September 2, 2016

熊楠と熊野古道

二日目(1日は)南方熊楠ゆかりの地を訪ねる。写真だけだと伝わりにくいですが、一枚目が熊楠の墓地がある高山寺隣にあった猿神社跡。ここで熊楠は新種の粘菌アオウツボを発見したらしい。といった文脈を踏まえることで、神社合祀反対の面影を見ることができる場所。この旅で痛感しましたが、何の変哲も無い土地も、語り、伝承、物語、逸話、様々な表現がありますがそうした人々の中で共有されるストーリーを媒介することで、意味のある立体的な図になるのだということを思います。この一枚はただの緑地しか写していないように見えますが、その道の人の解説を加えると歴史の中に位置付けられる貴重な一場面となります。
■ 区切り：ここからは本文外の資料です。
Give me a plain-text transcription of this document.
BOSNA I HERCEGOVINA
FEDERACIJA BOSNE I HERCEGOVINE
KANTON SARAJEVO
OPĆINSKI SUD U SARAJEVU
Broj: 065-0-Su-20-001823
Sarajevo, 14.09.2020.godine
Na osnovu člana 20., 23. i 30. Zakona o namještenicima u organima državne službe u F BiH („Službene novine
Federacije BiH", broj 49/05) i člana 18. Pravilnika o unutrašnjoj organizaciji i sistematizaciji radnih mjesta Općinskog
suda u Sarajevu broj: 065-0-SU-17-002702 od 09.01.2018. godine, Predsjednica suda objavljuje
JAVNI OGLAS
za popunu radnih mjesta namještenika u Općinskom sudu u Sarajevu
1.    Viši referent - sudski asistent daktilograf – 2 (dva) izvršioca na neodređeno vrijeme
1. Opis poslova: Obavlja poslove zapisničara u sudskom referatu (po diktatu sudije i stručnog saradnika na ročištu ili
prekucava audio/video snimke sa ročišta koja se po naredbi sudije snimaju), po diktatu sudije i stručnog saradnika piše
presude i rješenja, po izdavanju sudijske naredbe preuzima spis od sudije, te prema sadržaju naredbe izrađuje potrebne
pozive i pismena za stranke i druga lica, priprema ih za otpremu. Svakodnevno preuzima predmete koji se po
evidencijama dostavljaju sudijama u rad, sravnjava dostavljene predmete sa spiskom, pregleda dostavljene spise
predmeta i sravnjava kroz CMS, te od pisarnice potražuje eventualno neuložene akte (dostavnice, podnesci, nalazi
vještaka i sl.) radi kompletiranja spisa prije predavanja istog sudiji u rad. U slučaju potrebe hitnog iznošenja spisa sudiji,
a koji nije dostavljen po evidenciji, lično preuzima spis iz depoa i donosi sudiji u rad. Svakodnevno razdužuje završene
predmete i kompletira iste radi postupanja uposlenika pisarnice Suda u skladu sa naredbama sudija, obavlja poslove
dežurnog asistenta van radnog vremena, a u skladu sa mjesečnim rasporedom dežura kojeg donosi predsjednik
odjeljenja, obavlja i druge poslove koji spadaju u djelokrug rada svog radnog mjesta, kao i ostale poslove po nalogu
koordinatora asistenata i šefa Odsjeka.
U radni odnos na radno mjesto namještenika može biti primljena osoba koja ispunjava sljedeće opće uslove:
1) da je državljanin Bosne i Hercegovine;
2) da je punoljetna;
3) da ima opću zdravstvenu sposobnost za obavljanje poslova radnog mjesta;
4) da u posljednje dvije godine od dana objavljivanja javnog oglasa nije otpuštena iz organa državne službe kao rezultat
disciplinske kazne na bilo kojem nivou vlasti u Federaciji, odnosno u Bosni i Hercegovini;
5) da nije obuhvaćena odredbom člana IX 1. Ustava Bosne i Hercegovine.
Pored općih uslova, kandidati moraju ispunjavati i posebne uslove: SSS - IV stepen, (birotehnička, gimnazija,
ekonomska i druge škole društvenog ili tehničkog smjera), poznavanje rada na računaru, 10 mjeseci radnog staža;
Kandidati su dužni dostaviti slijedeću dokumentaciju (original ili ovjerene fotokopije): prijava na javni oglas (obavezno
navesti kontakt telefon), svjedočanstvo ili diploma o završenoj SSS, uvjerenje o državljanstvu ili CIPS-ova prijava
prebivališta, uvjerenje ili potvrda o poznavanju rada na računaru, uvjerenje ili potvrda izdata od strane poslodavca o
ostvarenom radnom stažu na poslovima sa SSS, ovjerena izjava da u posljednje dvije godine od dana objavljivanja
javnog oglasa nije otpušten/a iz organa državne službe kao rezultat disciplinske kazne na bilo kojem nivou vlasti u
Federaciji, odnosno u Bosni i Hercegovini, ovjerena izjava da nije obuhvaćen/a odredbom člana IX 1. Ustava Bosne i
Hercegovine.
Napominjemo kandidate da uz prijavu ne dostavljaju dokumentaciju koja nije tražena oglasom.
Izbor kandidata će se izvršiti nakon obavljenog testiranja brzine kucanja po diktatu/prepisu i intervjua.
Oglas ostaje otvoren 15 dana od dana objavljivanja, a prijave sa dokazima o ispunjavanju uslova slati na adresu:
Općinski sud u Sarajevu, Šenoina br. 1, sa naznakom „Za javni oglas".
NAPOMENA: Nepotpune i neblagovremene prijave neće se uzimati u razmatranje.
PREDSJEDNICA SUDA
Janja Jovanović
熊野本宮にある湯の峰温泉の民宿に宿泊した後、三日目は本宮に移動して熊野古道中辺路(なかへち)散策。発心門王子から本宮大社までの約7キロの道を語り部の方と一緒に4時間。写真は道中にできた森林浴スポット。どうやら、熊野古道が観光的な色彩を浴びるようになった2000年代以降にできたような話でしたが、1000年以上の歴史を持つ熊野古道は時代の趨勢に応じて王子の数も変わったり、道ができたり、滅びたりしています。その意味で言えば、このような森林浴のスポットも時代の移り変わりを表す一枚なのかもしれません。数百年前にこんなところで森林浴していたら山賊に襲われて死ぬんじゃ無いかという気がします。ある意味で平和の象徴のような。寝るととても気持ちがいいです。写真に写っているのは語り部の方です。大変お世話になりました。